I thought I wait for inspiration before attempting to write about Ten Thousand Miles Without a Cloud - but the Muse is avoiding me, so I shall write anyway about the book that was interesting enough when it began with Sun Shuyun reasons for following the footsteps of 7th century Buddhist monk Xuanzang. It was a journey that took her across Central Asia, India and China - and her travel narrative is interweaved with the story of Xuanzang himself, the difficulties he faced, his resolve - and the story of Buddha and Buddhism itself.
Sun Shuyun is not an elegant writer - but her prose is simple, straightforward - which makes her story feel earnest and down-to-earth. The writing felt stilted at times, and the book dragged in its narrative mid-way - only to pick up again when Sun finally reached India. From them on, I was hooked. Ten Thousand Miles Without a Cloud is a book worth the effort to push through.
For me, the best part of her book is Xuanzang's triumphant return to Tang Dynasty China. I shall write about this later - as it deserves a post on its own. That latter section ignited in me an interest in Chinese Tang Dynasty history.
This post is about Sun Shuyun's personal story - how she came to Buddhism, and her travels.
Sun Shuyun was a child of the Cultural Revolution, brought up on the Communist dogma. She was the daughter of a former officer in the People's Liberation Army - a background that sheltered her in a way from the harsher persecution in the 1960s. However, the family still had to suppress certain facts of their lives in the midst of the madness of the Cultural Revolution: among them was the concealment of her maternal grandmother's Buddhist faith.

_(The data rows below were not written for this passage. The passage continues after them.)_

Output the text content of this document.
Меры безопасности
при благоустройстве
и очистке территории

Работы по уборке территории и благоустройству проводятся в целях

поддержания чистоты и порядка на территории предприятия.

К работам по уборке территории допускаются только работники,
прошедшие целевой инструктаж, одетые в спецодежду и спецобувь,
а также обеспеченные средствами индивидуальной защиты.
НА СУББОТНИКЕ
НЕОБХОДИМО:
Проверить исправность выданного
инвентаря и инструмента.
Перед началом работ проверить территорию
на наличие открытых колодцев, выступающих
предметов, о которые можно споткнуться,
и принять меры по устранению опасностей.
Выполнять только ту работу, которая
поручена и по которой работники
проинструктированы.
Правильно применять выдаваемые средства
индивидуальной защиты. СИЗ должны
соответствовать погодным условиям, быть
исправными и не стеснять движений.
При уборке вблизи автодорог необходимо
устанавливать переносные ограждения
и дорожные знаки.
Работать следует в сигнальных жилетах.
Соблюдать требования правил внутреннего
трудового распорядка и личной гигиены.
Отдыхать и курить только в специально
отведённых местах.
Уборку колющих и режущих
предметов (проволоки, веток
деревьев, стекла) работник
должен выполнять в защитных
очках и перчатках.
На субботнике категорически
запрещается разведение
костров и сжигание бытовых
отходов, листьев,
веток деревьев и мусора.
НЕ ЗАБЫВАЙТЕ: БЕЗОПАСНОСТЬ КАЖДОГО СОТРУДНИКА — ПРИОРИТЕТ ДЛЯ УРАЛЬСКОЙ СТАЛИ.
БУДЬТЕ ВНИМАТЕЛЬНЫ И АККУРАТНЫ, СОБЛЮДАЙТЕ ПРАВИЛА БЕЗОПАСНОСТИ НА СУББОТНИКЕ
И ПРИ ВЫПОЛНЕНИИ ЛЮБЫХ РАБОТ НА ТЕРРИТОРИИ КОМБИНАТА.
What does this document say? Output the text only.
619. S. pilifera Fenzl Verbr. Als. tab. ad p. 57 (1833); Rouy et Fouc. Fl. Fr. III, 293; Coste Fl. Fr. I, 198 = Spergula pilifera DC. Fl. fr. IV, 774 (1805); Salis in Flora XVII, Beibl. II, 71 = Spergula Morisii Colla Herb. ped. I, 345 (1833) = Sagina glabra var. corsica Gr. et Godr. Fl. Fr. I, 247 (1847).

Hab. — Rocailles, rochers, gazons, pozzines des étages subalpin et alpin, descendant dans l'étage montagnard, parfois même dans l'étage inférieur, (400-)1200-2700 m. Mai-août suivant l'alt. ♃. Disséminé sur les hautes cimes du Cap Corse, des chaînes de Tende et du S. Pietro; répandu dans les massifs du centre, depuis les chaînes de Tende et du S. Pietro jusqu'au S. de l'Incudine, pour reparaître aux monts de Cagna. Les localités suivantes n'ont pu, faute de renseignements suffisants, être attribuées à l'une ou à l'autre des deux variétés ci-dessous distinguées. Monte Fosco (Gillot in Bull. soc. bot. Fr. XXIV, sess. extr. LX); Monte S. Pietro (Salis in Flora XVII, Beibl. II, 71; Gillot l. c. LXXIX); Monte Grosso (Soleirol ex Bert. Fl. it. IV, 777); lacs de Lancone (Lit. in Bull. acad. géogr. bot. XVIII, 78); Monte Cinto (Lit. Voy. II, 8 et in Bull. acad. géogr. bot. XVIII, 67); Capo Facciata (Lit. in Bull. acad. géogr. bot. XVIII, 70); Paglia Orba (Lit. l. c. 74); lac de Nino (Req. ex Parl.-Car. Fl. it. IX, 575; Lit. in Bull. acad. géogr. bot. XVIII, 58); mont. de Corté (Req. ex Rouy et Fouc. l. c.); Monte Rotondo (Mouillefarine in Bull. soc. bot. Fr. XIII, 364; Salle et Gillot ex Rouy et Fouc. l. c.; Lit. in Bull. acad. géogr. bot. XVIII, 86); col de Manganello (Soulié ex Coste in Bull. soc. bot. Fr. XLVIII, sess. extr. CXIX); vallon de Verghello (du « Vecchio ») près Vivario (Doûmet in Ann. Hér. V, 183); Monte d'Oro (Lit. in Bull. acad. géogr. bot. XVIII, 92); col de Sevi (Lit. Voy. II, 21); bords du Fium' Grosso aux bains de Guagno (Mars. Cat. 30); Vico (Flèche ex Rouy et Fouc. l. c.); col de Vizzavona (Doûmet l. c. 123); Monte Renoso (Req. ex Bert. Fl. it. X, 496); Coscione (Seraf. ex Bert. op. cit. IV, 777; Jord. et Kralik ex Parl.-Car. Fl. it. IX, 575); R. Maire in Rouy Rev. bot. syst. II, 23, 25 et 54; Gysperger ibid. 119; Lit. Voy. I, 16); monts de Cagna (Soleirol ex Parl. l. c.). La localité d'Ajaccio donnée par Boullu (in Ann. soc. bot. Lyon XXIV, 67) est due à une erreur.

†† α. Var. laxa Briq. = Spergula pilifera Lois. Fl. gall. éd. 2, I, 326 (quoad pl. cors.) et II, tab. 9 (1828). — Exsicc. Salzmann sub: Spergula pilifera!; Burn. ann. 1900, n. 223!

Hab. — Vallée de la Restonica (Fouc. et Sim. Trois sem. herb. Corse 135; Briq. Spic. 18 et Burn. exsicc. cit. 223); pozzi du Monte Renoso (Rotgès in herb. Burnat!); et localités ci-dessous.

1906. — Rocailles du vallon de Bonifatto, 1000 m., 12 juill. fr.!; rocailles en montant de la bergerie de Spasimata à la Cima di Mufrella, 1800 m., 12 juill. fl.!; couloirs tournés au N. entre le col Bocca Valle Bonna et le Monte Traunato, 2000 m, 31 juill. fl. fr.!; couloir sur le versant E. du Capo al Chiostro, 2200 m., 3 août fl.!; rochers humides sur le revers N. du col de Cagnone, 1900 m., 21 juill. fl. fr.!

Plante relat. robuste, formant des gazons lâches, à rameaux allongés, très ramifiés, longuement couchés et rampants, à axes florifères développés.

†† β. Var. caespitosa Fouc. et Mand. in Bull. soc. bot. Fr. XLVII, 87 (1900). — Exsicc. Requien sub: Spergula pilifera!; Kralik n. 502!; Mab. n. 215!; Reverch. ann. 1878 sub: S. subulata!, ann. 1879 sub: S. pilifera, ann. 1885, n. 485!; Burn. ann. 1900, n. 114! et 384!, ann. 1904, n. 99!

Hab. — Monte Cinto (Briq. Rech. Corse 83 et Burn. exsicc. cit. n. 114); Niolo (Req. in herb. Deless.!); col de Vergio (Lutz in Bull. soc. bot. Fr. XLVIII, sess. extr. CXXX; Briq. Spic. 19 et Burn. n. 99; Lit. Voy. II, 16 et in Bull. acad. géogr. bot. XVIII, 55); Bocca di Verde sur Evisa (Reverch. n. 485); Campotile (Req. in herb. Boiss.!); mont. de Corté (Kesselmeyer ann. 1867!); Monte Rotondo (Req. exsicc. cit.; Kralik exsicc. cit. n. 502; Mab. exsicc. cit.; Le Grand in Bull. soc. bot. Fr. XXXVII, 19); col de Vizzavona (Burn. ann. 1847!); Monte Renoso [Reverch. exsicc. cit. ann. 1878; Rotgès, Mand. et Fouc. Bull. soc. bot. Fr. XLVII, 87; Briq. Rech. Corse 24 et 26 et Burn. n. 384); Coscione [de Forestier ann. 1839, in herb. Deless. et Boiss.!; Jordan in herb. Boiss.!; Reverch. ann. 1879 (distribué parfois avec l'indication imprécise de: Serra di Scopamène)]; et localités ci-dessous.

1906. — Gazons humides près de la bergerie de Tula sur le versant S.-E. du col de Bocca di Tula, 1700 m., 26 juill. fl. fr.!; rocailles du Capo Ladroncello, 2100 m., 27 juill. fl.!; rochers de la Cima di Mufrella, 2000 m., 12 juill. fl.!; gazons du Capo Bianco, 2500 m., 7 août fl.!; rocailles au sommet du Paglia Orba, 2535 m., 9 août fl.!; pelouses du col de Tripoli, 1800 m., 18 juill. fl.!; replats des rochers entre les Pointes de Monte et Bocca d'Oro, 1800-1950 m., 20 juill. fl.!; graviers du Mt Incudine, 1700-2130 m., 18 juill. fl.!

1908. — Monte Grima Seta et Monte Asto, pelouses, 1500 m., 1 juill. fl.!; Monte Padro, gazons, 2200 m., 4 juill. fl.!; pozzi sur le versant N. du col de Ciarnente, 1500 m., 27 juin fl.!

Sun's coming to faith has a lot to do with her grandmother, a widow who also lost seven children. She fell into despair, until an itinerant monk passing through her village one day gave her a small statue of Guanyin, and taught her to pray, to recite the name of Amitabha. That saved the grandmother's life, and in spite of the political climate then she tried to instill in her grandchildren the faith that brought her peace.
There was a touching anecdote Sun told of her grandmother. When Sun was young, sometimes she would wake up in the middle of the night, and the grandmother will always be up, her lips moving quickly but silently as she dropped things continuously into a bowl in front of her. There was always a serenity about the grandmother when she was like this. When Sun asked her grandmother what she was doing, the grandmother replied she was counting beans to pass the time. Only much later did Sun realise her grandmother was praying. Without the prayer beads, the grandmother counted her prayers with beans instead.
This story of the grandmother moved me with its simplicity - her faith was uncrushable in spite of the madness and violence of the Cultural Revolution. That image of an unassuming, harmless old woman, almost blind, but serene and at peace, just counting her prayers with beans in place of prayer beads. This is real faith. I yearn for this simplicity in my own faith.
Sun later entered the Beijing University, the brain-center of intellectual life in China. I believe this was when her view of the world expanded and one realises there is something beyond what we have been taught. In 1986 she was offered by an opportunity to studying in Oxford - the chance to journey to the West, in a manner. When her father sent her off, what he said to Sun affected her immensely:
'Don't worry about me. This is your big chance, you've got to take it. Look at me, look at your sisters, look at what society has come to. Don't get homesick. There is nothing here for you to come back to.' When I turned around and waved him goodbye, I was shocked, and sad. As someone who had devoted his entire life to the revolution, he must have been in total despair.
For Sun and her generation, it was a period of self-examination. As China has started to open itself to a capitialist economy, the young people of Sun's generation had to redefine themselves. The Communist ideologies they were brought up with had proved obsolete. It was Sun's father and his generation that suffered most of all - as they are now old, and they had wasted the best years of their life for an idea that betrayed them, and caused so much pain.
With Father's death and the collapse of his world I lost all that remained of my attachment to the cause he gave his life to. I knew I was lucky, I was free and I had not suffered like my forebears and my fellow-countrymen. But like so many Chinese, I felt strongly that something was missing. The idea of a confirming faith dies hard. I was increasingly unsure of where I was going, why I was doing the things I did; I was at a loss, and pondering.
So she journeyed, on the trail of Xuangzang - the gifted monk who found the teachings of Buddhism that he was taught inadequate, so he set out under threat of death, to the source of Buddhism - for greater understanding, and perhaps enlightenment.